En ce qui concerne les produits de grande consommation, les systèmes de comparison shopping (voir ci-après) sont encore peu répandus : les vendeurs acceptent mal de se voir mis en concurrence. Mais peu à peu, les discounters jouent le jeu et les consommateurs peuvent de plus en plus identifier les prix les plus bas pour chaque type de produit. Il est intéressant que dès aujourd’hui, nombre de particuliers s’engagent dans des processus d’achat complexes pour du matériel informatique. Admettons que vous désiriez acheter un modem plus rapide pour votre cher ordinateur. Auparavant, vous vous rendiez dans votre hypermarché habituel (Carrefour ou Auchan par exemple), dans une boutique informatique (chez un « taiwanais ») connue pour ses prix modérés. La plupart du temps, vous vous arrêtez avant même d’avoir consulté les encarts publicitaires de votre magazine informatique préféré parce que vous avez déjà consacré plus de trois ou quatre heures pour essayer d’économiser une quinzaine d’euros. Si vous êtes devenu un client en ligne, vous vous organisez différemment. Vous pouvez vous connecter sur Wstore –http: //www.wstore.com–, un distributeur de matériel informatique dont l’agressivité au niveau des prix traduit clairement une stratégie de conquête de marché. Vous vous connectez trois minutes plus tard sur Destockage.com –http://www. destockage.com–, un autre distributeur en ligne. Mais, peut-être pensez-vous qu’il existe une boutique « réelle » qui pratique des prix plus intéressants ? Vous zappez alors sur le Juste Prix
–http://www.justeprix.qds.fr– (rien à voir avec l’émission de télévision) qui publie régulièrement la liste des boutiques qui offrent les prix les plus bas sur les produits informatiques les plus courants. Vous découvrez, mais vous n’êtes toujours pas satisfait du prix que vous avez obtenu : vous décidez donc de vous connecter sur une boutique américaine, ou mieux, un agent intelligent de la famille de comparison shopper comme Jango à partir du site Excite –http://jango.excite.com–. Après tout, votre beau-frère vous a dit il y a un mois qu’il avait réussi à avoir un modèle qui n’était pas encore disponible en Europe en commandant sur Internet Shopping Network, –http://www.isn.com–. Mais grâce à Jango, vous avez trouvé mieux et moins cher. Dimanche prochain, c’est vous qui impressionnerez la belle famille… et vous pouvez retourner regarder le match à la télévision car vous avez obtenu le prix le moins cher en moins d’une demi-heure de recherche de fournisseur. Et dire que, normalement, votre niveau en anglais vous interdit d’indiquer son chemin à une touriste finlandaise perdue à Paris et qu’en dépit de cela, vous venez de vous improviser acheteur international !

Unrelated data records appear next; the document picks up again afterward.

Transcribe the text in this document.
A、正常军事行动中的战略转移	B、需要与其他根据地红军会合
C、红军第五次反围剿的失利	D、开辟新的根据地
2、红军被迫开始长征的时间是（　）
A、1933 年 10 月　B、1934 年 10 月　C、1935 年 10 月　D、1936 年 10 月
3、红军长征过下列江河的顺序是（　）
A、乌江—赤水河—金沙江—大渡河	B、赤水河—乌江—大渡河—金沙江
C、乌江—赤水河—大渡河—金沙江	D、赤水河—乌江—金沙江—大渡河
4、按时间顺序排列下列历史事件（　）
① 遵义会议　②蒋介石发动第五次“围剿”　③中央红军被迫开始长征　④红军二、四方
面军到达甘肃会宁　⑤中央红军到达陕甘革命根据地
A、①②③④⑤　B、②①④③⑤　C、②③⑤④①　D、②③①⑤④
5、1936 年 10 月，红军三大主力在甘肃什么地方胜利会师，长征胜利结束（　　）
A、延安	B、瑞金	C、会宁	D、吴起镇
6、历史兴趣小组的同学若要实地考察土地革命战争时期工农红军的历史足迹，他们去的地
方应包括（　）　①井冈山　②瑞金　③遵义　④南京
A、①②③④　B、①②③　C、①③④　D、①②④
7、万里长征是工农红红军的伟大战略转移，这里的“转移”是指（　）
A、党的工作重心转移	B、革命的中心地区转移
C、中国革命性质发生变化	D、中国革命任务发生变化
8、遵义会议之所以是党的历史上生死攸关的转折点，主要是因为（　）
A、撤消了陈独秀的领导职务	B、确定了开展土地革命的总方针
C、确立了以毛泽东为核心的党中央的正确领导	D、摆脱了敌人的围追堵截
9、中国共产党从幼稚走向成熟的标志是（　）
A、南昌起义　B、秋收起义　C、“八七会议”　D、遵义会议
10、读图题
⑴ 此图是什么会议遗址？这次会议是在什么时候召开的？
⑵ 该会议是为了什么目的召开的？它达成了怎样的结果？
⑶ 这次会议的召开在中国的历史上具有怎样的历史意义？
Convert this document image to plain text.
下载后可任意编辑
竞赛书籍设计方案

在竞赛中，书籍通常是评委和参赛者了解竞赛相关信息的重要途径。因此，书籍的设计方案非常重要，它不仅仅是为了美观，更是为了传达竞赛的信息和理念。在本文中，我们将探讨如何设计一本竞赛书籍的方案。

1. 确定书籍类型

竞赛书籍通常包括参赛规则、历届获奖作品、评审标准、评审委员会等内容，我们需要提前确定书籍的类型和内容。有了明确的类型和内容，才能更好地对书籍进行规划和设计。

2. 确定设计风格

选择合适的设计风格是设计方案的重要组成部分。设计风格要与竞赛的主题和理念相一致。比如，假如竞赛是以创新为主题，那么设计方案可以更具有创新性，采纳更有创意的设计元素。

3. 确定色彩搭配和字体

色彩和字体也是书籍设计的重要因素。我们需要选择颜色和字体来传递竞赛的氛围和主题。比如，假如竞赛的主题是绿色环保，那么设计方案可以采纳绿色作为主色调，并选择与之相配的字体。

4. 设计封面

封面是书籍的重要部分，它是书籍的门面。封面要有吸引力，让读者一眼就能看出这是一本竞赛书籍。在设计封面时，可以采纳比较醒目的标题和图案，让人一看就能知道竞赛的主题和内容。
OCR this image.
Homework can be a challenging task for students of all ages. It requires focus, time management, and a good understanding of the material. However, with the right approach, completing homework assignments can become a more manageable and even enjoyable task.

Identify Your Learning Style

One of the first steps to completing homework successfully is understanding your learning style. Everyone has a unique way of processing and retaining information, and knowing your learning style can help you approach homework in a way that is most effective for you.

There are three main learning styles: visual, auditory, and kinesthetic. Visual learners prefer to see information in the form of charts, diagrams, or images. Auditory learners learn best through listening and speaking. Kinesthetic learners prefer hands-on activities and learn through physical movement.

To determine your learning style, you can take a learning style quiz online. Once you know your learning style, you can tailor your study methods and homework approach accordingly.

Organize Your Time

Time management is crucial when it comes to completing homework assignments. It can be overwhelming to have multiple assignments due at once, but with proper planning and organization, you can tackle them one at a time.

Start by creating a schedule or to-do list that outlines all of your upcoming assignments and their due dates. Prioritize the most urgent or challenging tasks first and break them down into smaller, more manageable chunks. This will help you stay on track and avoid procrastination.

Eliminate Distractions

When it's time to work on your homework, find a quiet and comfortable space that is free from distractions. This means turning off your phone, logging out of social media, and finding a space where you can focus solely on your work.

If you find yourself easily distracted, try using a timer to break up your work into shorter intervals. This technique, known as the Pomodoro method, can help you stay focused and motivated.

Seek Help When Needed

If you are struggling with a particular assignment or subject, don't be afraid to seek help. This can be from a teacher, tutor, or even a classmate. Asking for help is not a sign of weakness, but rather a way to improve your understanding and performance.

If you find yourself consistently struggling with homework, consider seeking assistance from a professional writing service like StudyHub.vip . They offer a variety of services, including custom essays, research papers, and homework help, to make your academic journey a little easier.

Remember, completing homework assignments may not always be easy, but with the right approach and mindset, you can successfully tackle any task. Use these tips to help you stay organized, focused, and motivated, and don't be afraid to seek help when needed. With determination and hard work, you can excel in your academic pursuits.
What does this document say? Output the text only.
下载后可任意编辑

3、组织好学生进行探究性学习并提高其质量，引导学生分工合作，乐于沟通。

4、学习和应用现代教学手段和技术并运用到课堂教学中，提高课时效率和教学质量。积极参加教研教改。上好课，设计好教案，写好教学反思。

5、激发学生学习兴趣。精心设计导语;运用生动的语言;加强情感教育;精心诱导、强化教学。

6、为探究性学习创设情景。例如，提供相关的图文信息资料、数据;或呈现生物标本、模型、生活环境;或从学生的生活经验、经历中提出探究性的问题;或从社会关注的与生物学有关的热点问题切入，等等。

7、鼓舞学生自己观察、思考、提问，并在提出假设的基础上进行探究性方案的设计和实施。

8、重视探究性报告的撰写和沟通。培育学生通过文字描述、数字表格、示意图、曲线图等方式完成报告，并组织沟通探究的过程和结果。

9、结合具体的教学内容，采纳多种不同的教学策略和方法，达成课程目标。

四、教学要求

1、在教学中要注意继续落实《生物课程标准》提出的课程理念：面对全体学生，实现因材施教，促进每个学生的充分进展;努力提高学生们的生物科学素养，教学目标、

En dépit de nombreux freins, tous les éléments semblent donc se mettre en place pour la création d’un gigantesque marché dont l’efficacité (au sens économique du terme) se rapprochera de la perfection (toujours économique) grâce à une transparence accrue. Les entreprises doivent prendre en compte ce phénomène qui sera indéniablement un facteur de pression sur les coûts de production. Il est encore possible de résister à cette transparence car les consommateurs sont encore relativement inéduqués lorsqu’il s’agit d’acheter en ligne (bien que cette assertion doive être relativisée pour le marché américain), mais ces derniers se dirigeront de plus en plus spontanément vers les guichets uniques qui leur permettront de trouver rapidement la meilleure offre sans avoir à se connecter à des sites différents pour obtenir le meilleur produit.

Par ailleurs, pour le moment, des systèmes multidevises sont obligatoires, mais à terme, les politiques de prix des produits seront définies à l’aune des étalons dollar et euro. Plus spécifiquement, des prix particuliers devront être étudiés pour les cybervendeurs s’adressant à des consommateurs européens.